The question is where is the maximum of \(xy\) here?

We can use our maximization work to answer this. First however, we want to express \(y\) in terms of \(x\) or vice versa so we have an easier expression to deal with.

The line segment we see above is the result of drawing a straight line through the points \((-1, 2)\) and \((3, -1)\). We will write an equation for a line through these two points.

We will spend some time here as this is an important skill for us to remember from our work with sequences.

Arithmetic Sequences and Linear Functions

In the example above, we can consider this as the problem involving a sequence who’s terms are the \(y\) values and indicies are the \(x\) values. Thus, we have something like:

\[a_{-1} = 2\]

\[a_{3} = -1\]

It seems odd to index something at \(-1\) but it’s arbitrary. What matters is the amount of terms from the start to the start. In this example we start at 2 and then:

\[a_{-1} = 2, \quad a_0 = ?, \quad, a_1 = ?, \quad a_2 = ?, \quad a_3 = -1\]

Because this is arithmetic, we know there is a constant change between terms. Hence, we have a change of \(-3\)(from 2 to -1)$ over four intervals, hence we can define our sequence as:

\[a_0 = 2; \quad a_{i+1} = a_{i} - \frac{3}{4}\]

Generally, we can simply divide the difference in the terms by that of the indicies to get the common difference.

\[\frac{2 - (-1)}{-1 - 3}\]

This is essentially the same as our slope terminology for a linear function, and we can use the point slope form of a linear equation to get the equation.

\[y = m(x - x_1) + y_2\]

\[y = \frac{-3}{4}(x - (-1)) + 2\]

x, y = sy.symbols('x y')

y = -3/4*(x - (-1)) + 2

y

-0.75*x + 1.25

def f(x):
    return -0.75*x + 1.25

x = np.linspace(0, 2, 100)
plt.plot(x, f(x))
plt.axhline(color = 'black')

<matplotlib.lines.Line2D at 0x1161c76a0>

Thus, our problem has become maximizing \(xy\) or \(x(\frac{-3}{4}x + \frac{5}{4})\).

def p(x):
    return x*f(x)

x = np.linspace(0, 2, 100)
plt.plot(x, p(x))
plt.axhline(color = 'black')

<matplotlib.lines.Line2D at 0x112d17fd0>

x = sy.Symbol('x')

eq = sy.diff(p(x), x)

sy.solve(eq)

[0.833333333333333]

x = np.linspace(0, 2, 100)
plt.plot(x, p(x))
plt.axhline(color = 'black')
plt.plot(0.83333, p(0.8333), 'o', markersize = 14, alpha = 0.8)

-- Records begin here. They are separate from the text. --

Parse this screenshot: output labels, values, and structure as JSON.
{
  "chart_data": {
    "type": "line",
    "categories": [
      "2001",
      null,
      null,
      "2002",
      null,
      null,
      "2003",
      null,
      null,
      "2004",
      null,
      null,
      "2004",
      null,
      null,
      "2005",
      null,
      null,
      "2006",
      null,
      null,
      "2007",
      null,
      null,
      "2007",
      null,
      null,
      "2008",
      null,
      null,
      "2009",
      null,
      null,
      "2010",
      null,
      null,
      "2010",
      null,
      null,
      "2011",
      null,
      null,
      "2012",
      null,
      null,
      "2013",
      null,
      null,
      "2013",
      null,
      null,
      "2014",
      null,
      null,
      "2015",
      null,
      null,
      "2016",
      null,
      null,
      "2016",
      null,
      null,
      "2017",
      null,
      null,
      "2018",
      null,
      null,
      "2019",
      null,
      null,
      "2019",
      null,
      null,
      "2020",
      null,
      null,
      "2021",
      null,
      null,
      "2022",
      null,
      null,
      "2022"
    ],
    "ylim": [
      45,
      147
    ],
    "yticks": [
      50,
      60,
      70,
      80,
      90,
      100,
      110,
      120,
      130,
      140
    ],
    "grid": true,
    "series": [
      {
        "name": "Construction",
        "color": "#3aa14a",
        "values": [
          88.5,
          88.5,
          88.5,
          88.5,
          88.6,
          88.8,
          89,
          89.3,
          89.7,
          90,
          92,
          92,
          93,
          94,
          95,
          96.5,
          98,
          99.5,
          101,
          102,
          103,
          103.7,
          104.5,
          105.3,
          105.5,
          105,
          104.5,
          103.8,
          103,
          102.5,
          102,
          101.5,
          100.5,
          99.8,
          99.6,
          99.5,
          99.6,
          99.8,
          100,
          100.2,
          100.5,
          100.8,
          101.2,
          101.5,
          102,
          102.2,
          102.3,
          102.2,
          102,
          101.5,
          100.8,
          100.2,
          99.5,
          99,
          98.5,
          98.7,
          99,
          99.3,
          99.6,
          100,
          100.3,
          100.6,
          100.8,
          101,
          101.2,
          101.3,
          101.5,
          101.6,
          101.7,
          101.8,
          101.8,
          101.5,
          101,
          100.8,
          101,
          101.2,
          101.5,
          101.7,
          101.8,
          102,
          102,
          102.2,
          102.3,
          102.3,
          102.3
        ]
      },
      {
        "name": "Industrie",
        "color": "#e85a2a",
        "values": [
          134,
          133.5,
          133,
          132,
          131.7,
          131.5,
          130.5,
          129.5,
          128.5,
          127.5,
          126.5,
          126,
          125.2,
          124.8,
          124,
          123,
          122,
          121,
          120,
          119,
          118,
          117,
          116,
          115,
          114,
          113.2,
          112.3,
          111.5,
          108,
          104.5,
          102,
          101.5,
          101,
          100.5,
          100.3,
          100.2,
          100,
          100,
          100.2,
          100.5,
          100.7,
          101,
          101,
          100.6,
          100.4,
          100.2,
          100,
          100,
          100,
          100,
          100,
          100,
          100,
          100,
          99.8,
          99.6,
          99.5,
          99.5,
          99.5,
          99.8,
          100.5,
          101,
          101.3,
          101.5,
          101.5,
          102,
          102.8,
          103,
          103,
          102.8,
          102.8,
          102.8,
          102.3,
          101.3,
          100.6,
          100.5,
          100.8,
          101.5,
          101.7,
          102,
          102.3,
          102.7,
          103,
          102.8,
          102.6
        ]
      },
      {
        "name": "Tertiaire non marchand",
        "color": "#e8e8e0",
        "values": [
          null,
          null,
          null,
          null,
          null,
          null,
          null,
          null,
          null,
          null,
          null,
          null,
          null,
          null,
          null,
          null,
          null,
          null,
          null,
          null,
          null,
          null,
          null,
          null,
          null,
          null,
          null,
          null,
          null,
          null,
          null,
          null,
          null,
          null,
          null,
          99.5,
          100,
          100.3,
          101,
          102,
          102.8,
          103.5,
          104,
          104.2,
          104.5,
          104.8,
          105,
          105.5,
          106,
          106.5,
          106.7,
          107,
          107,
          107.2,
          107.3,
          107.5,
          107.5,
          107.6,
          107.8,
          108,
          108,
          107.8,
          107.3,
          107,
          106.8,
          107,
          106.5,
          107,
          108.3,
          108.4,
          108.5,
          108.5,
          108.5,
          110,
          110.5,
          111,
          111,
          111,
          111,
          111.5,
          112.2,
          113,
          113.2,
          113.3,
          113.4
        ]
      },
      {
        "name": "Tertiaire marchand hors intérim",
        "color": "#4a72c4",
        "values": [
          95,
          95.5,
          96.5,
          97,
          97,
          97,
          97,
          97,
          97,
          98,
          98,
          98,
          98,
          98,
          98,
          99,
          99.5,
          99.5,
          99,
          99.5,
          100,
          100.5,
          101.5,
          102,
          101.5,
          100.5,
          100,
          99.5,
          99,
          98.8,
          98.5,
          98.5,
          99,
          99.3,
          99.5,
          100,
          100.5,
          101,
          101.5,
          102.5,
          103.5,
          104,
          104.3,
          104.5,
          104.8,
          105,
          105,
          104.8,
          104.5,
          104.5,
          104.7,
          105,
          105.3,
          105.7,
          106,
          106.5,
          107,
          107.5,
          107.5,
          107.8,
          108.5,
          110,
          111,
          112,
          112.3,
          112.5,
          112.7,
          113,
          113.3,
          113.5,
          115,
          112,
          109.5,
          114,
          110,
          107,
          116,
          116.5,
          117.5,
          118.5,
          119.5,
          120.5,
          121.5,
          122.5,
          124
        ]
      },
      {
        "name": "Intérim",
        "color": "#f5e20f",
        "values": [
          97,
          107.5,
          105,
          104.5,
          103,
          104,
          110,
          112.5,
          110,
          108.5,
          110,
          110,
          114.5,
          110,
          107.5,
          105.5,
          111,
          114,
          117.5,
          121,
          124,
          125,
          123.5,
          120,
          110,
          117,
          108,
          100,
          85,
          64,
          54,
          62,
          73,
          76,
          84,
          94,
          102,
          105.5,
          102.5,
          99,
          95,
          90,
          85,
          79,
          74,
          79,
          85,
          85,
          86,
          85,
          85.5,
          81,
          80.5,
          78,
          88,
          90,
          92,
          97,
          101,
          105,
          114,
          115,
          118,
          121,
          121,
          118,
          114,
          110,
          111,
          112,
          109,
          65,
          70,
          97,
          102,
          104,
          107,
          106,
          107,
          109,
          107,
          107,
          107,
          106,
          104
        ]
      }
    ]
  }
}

[<matplotlib.lines.Line2D at 0x1164517f0>]

f(0.833333333)

0.62500000025

fig1 = plt.figure(figsize = (8, 5))
ax1 = fig1.add_subplot(111)
ax1.add_patch(patches.Polygon(a, fill = False))
plt.plot(0.833333, f(0.83333333), 'o', markersize = 10, label = (0.833, 0.625))
plt.legend()

plt.xlim(-4, 4)
plt.ylim(-3, 4)
plt.axhline()
plt.axvline()
plt.title("Payoff Polygon II")

<matplotlib.text.Text at 0x1164a0390>

Interpreting the Solution

Thus, there is not a clear choice that wins, and instead we are at a solution somewhere between the beach and mountains. This could be understood as a lottery situation where we have some mixture of possibilities beach and mountain. We deine a lottery as follows:

Lottery: Some lottery \(L\) between outcomes \(A\) and \(B\), with probability \(p\) of \(A\) and \(1-p\) for \(B\). Then, for any utility function \(u\) the utility of the lottery is

\[u(L) = pu(A) + (1 - p)(u(B))\]

Thus, in the example above, our \(u\) is the line we see the point on, and which we defined earlier.

\[u_y(L) = pu_y(B) + (1 - p)u_y(M)\]

\[u_f(L) = pu_f(B) + (1 - p)u_y(M)\]

or

\[0.833 = p(-1) + (1-p)(3)\]

\[0.625 = p(2) + (1-p)(-1)\]

We can solve either one of these to obtain our \(p\).

p = sy.Symbol('p')
eq = -1*p + (1-p)*3 - 0.833
p = sy.solve(eq)

p

[0.541750000000000]

type(p)

list

p.append(1-p[0])

p

[0.541750000000000, 0.458250000000000]

Thus, if we have a lottery where the probability of beach is near 0.54 and the mountains is 0.46, we would have the best solution.